Puedo también ver con claridad el discurso que pergeña en su cabeza Santa Anna mientras cabalga durante dos semanas hacia la frontera mexicana para pelear contra Samuel Houston.

Disfruto con malsana complicidad, igualmente, la estrategia que calcula Flavio Josefo para decir: “aquí no pasó nada, y háganle como quieran” a quienes lo interroguen respecto a los sobrevivientes y los desaparecidos durante la caída de Jerusalén. Vaya grillo. Vaya estrategia para relatar —él— la historia, me admiro.

A la inversa, leo con ojos de un futuro siglo la incertidumbre y temores de de los momentos presentes. “Este boceto tiene influencias del siglo X romano”, me comenta mi mala conciencia. “Los conspiradores de los que habla Riva Palacio en el Libro rojo tenían más ingenio o tanto como éstos”, valdría apuntar al margen. Dénles capacitación.

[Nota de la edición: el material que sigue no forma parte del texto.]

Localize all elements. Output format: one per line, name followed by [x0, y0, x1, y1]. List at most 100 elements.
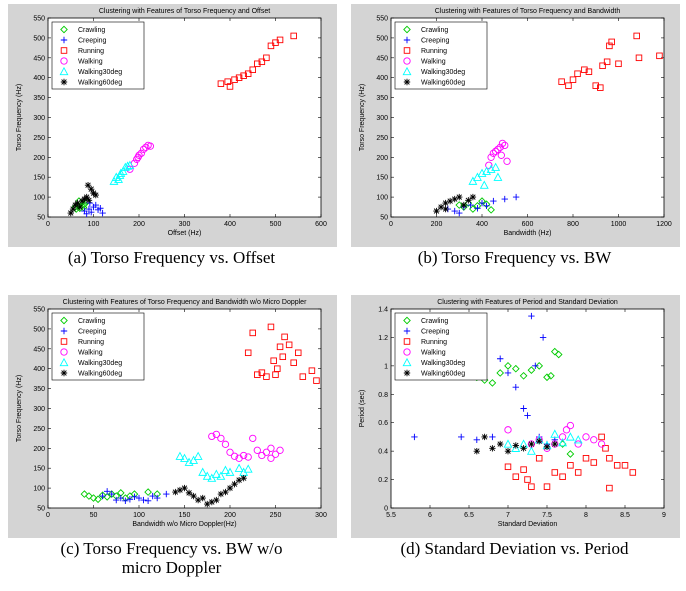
x-tick-label: 800	[567, 221, 579, 228]
caption-a: (a) Torso Frequency vs. Offset	[67, 248, 276, 267]
data-point	[543, 483, 551, 490]
data-point	[558, 437, 568, 447]
data-point	[217, 80, 225, 87]
data-point	[299, 373, 307, 380]
data-point	[536, 437, 543, 445]
legend-marker	[403, 348, 411, 356]
y-axis-label: Torso Frequency (Hz)	[16, 375, 23, 442]
legend-label: Walking	[78, 350, 103, 357]
legend-marker	[60, 338, 68, 345]
legend-label: Walking60deg	[421, 80, 465, 87]
data-point	[460, 201, 467, 209]
data-point	[240, 474, 247, 482]
x-tick-label: 6.5	[464, 512, 474, 519]
data-point	[285, 341, 293, 349]
data-point	[217, 490, 225, 498]
data-point	[154, 494, 161, 502]
data-point	[524, 412, 531, 419]
legend-marker	[403, 47, 411, 54]
legend-marker	[403, 327, 411, 335]
data-point	[520, 405, 527, 412]
data-point	[290, 32, 297, 40]
data-point	[603, 58, 611, 66]
data-point	[204, 500, 211, 508]
y-tick-label: 1.4	[378, 307, 388, 314]
x-tick-label: 600	[522, 221, 534, 228]
data-point	[131, 493, 138, 501]
legend-label: Walking	[421, 350, 446, 357]
legend-label: Walking30deg	[78, 69, 122, 76]
data-point	[267, 454, 275, 462]
data-point	[458, 433, 465, 441]
y-tick-label: 250	[33, 426, 45, 433]
x-tick-label: 9	[662, 512, 666, 519]
data-point	[590, 436, 598, 444]
data-point	[504, 463, 512, 471]
data-point	[469, 193, 477, 201]
data-point	[451, 195, 458, 203]
data-point	[114, 174, 123, 183]
legend-label: Creeping	[421, 38, 450, 45]
data-point	[208, 432, 216, 441]
y-tick-label: 300	[33, 406, 45, 413]
data-point	[224, 78, 231, 85]
data-point	[503, 439, 513, 448]
y-tick-label: 550	[33, 16, 45, 23]
legend-marker	[403, 369, 411, 377]
data-point	[125, 160, 135, 169]
data-point	[254, 60, 261, 68]
legend-box	[394, 312, 488, 381]
x-tick-label: 0	[46, 221, 50, 228]
data-point	[83, 210, 90, 218]
data-point	[234, 463, 244, 472]
y-tick-label: 350	[33, 95, 45, 102]
data-point	[501, 195, 508, 203]
data-point	[526, 446, 536, 455]
data-point	[455, 201, 464, 209]
data-point	[249, 434, 257, 443]
data-point	[240, 72, 247, 79]
data-point	[497, 151, 505, 159]
data-point	[465, 197, 472, 204]
x-tick-label: 200	[133, 221, 145, 228]
x-tick-label: 150	[179, 512, 191, 519]
x-tick-label: 5.5	[386, 512, 396, 519]
y-tick-label: 50	[37, 215, 45, 222]
data-point	[608, 38, 615, 46]
series-walking	[208, 430, 284, 462]
data-point	[134, 153, 142, 161]
legend-marker	[403, 57, 411, 65]
data-point	[216, 471, 226, 480]
data-point	[490, 197, 497, 205]
data-point	[290, 359, 297, 366]
legend-label: Running	[421, 339, 447, 346]
data-point	[491, 162, 501, 171]
data-point	[497, 355, 504, 362]
data-point	[226, 484, 234, 492]
data-point	[113, 496, 120, 504]
legend-label: Crawling	[421, 318, 448, 325]
data-point	[225, 467, 235, 476]
data-point	[437, 203, 445, 211]
data-point	[491, 147, 500, 155]
data-point	[585, 68, 593, 75]
legend-marker	[402, 66, 412, 76]
data-point	[263, 373, 270, 380]
legend-marker	[60, 57, 68, 65]
chart-title: Clustering with Features of Torso Freque…	[435, 8, 621, 15]
legend-marker	[403, 316, 411, 325]
data-point	[473, 447, 480, 455]
legend-marker	[403, 78, 411, 86]
data-point	[489, 445, 496, 452]
data-point	[74, 199, 81, 207]
data-point	[146, 142, 155, 150]
data-point	[84, 181, 92, 189]
data-point	[94, 495, 102, 504]
data-point	[532, 362, 539, 370]
legend-box	[51, 21, 145, 90]
data-point	[99, 492, 106, 500]
data-point	[181, 484, 188, 492]
y-tick-label: 150	[33, 175, 45, 182]
data-point	[550, 429, 560, 438]
data-point	[308, 367, 316, 374]
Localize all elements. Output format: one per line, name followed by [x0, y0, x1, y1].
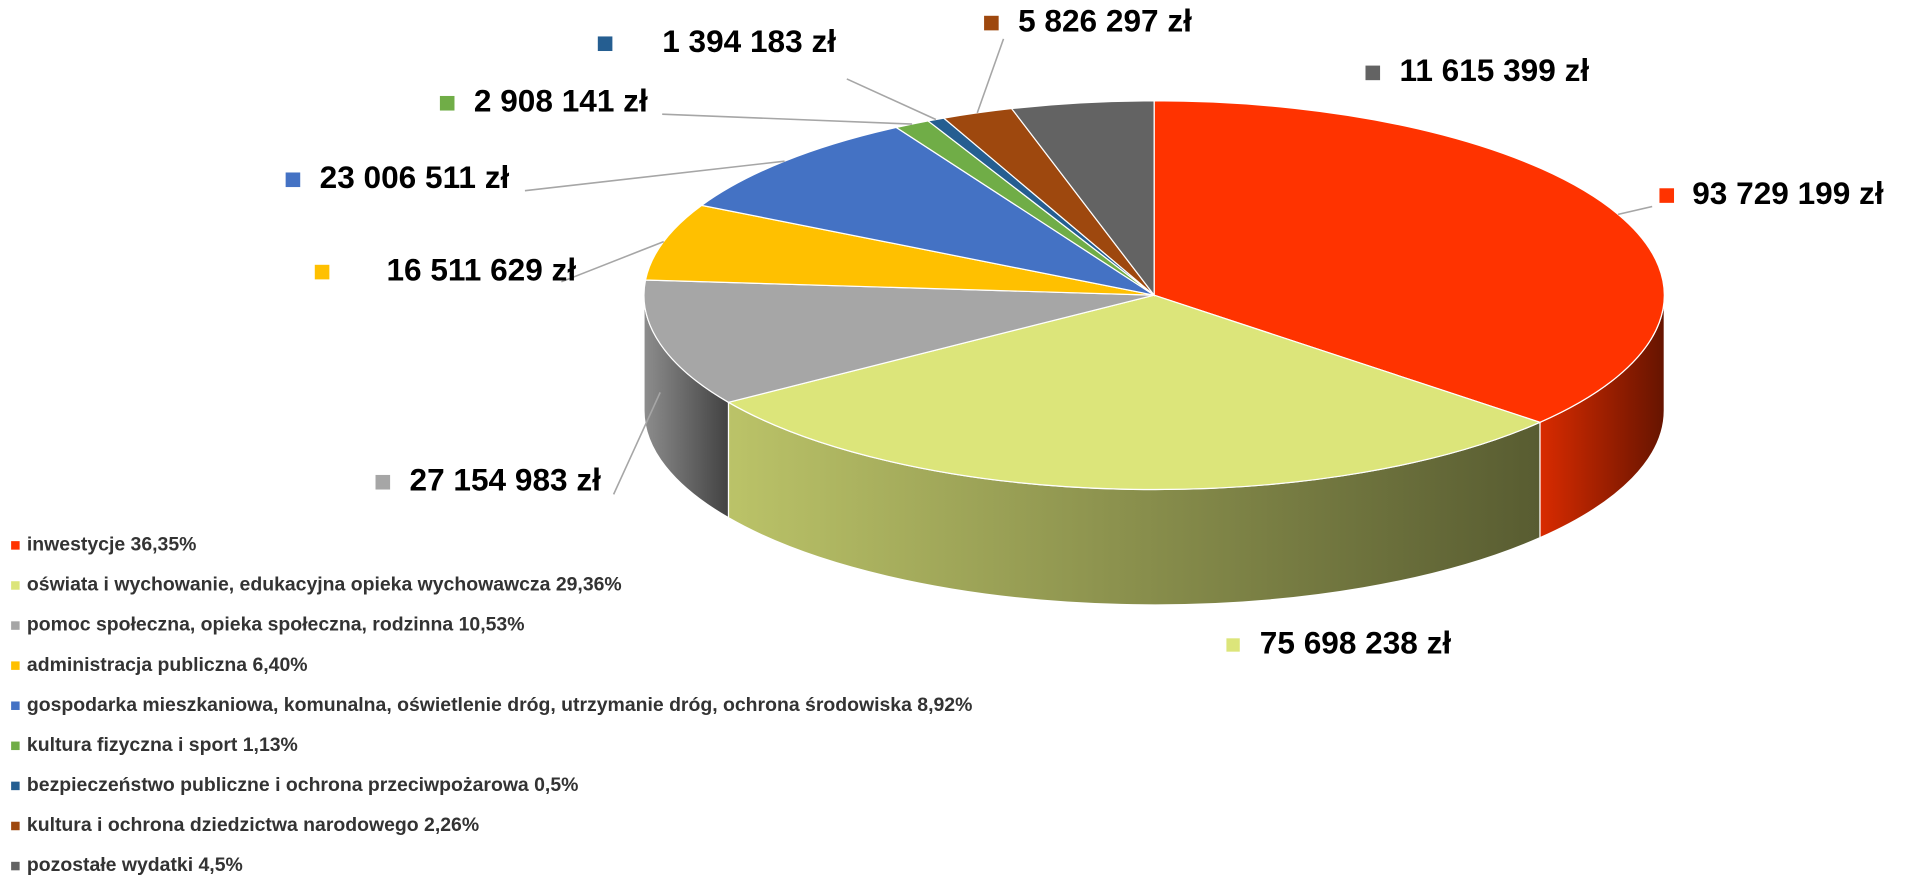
pie-slice [726, 294, 1542, 491]
pie-slice [1153, 100, 1665, 423]
label-marker [597, 36, 613, 52]
leader-line [846, 78, 937, 121]
leader-line [561, 240, 665, 283]
pie-slice [700, 126, 1155, 296]
label-marker [984, 15, 999, 31]
label-marker [439, 95, 455, 111]
legend-label: pomoc społeczna, opieka społeczna, rodzi… [27, 614, 525, 636]
legend-marker [11, 541, 20, 550]
legend-marker [11, 701, 20, 710]
legend-label: inwestycje 36,35% [27, 534, 197, 556]
data-label: 75 698 238 zł [1260, 624, 1452, 660]
data-label: 1 394 183 zł [662, 23, 836, 59]
legend-marker [11, 581, 20, 590]
leader-line [524, 160, 785, 192]
pie-slice [644, 204, 1155, 296]
data-label: 2 908 141 zł [474, 83, 648, 119]
legend-marker [11, 661, 20, 670]
data-label: 11 615 399 zł [1400, 52, 1590, 88]
data-label: 93 729 199 zł [1692, 175, 1884, 211]
legend-marker [11, 741, 20, 751]
legend-label: administracja publiczna 6,40% [27, 654, 308, 676]
legend-label: kultura fizyczna i sport 1,13% [27, 734, 298, 756]
label-marker [1225, 637, 1241, 653]
legend-marker [11, 861, 20, 871]
pie-slice [1010, 100, 1155, 297]
legend-label: bezpieczeństwo publiczne i ochrona przec… [27, 774, 579, 796]
pie-slice [643, 279, 1155, 403]
label-marker [1659, 188, 1675, 203]
legend-marker [11, 821, 20, 831]
leader-line [1617, 205, 1653, 216]
legend-label: pozostałe wydatki 4,5% [27, 854, 243, 876]
label-marker [375, 474, 391, 490]
data-label: 5 826 297 zł [1018, 2, 1192, 38]
leader-line [612, 392, 661, 495]
leader-line [662, 113, 913, 125]
legend-marker [11, 781, 20, 791]
leader-line [976, 38, 1005, 114]
label-marker [1365, 65, 1381, 81]
data-label: 23 006 511 zł [320, 159, 510, 195]
legend-label: oświata i wychowanie, edukacyjna opieka … [27, 574, 622, 596]
pie-tops [643, 100, 1665, 491]
label-marker [285, 172, 301, 188]
label-marker [314, 264, 330, 280]
legend-marker [11, 621, 20, 630]
legend-label: kultura i ochrona dziedzictwa narodowego… [27, 814, 479, 836]
data-label: 27 154 983 zł [410, 462, 602, 498]
legend-label: gospodarka mieszkaniowa, komunalna, oświ… [27, 694, 972, 716]
data-label: 16 511 629 zł [386, 251, 576, 287]
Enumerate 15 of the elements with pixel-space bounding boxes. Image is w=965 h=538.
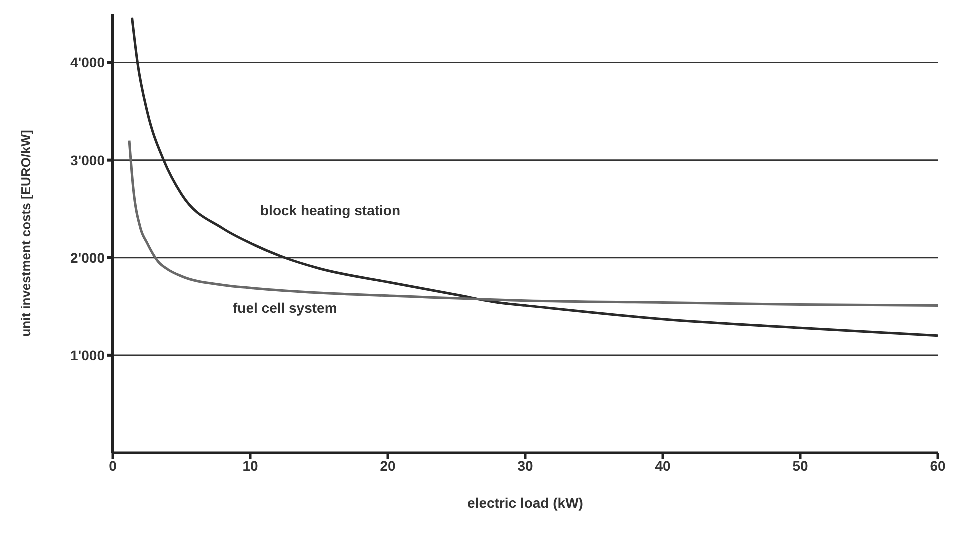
y-axis-title: unit investment costs [EURO/kW] <box>18 130 34 337</box>
series-label: fuel cell system <box>233 300 338 316</box>
x-axis-title: electric load (kW) <box>468 495 584 511</box>
x-tick-label: 60 <box>930 458 946 474</box>
x-tick-label: 20 <box>380 458 396 474</box>
x-tick-label: 50 <box>792 458 808 474</box>
x-tick-label: 0 <box>109 458 118 474</box>
y-tick-label: 2'000 <box>70 250 106 266</box>
y-tick-label: 1'000 <box>70 347 106 364</box>
x-tick-label: 40 <box>655 458 671 474</box>
y-tick-label: 4'000 <box>70 54 106 71</box>
series-label: block heating station <box>260 202 401 218</box>
x-tick-label: 10 <box>242 458 258 474</box>
x-tick-label: 30 <box>518 458 534 474</box>
y-tick-label: 3'000 <box>70 152 106 168</box>
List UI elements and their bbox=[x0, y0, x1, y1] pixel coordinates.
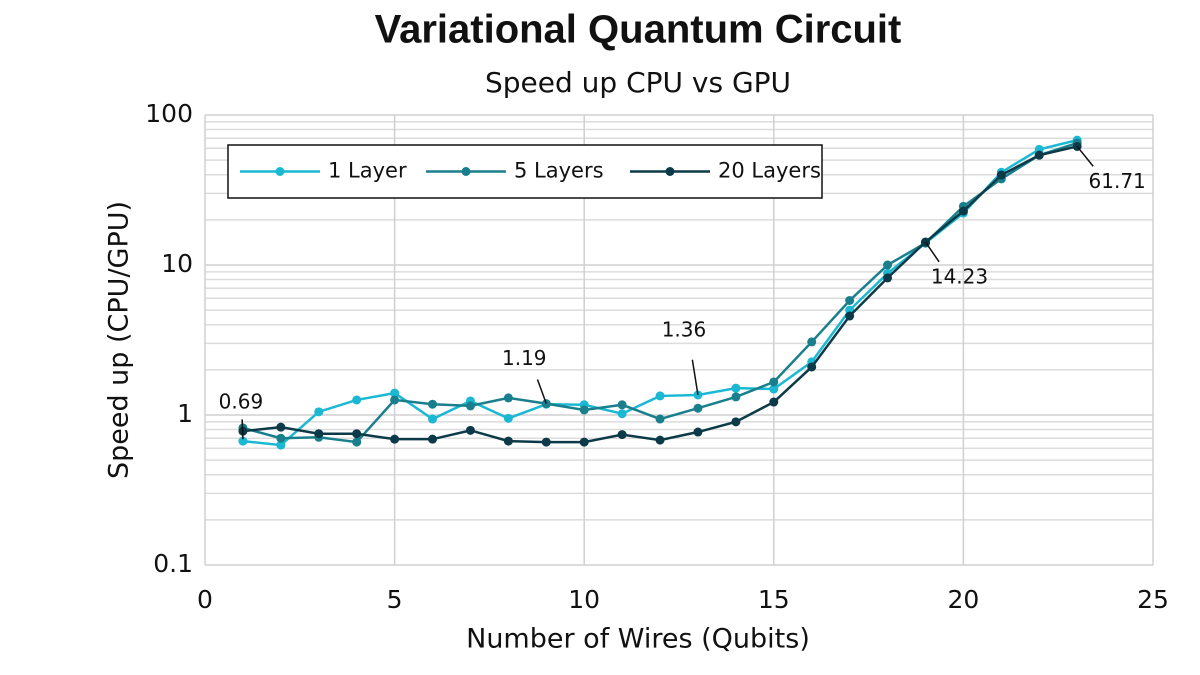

De todos modos, como de costumbre, las muchedumbres se incendian como los campos petroleros de Kwait en la guerra madre de todas las batallas. De todos modos, los apocalipsis y los miedos se suceden en los espíritus con profecías fatales y con horrores disfrazados de jinetes vengativos. De todos modos, el mundo, la calle, la azotea de la casa o del edificio de departamento quién sabe si aguanten un temblor del 8 nuevamente. De todos modos, las cosas cambian.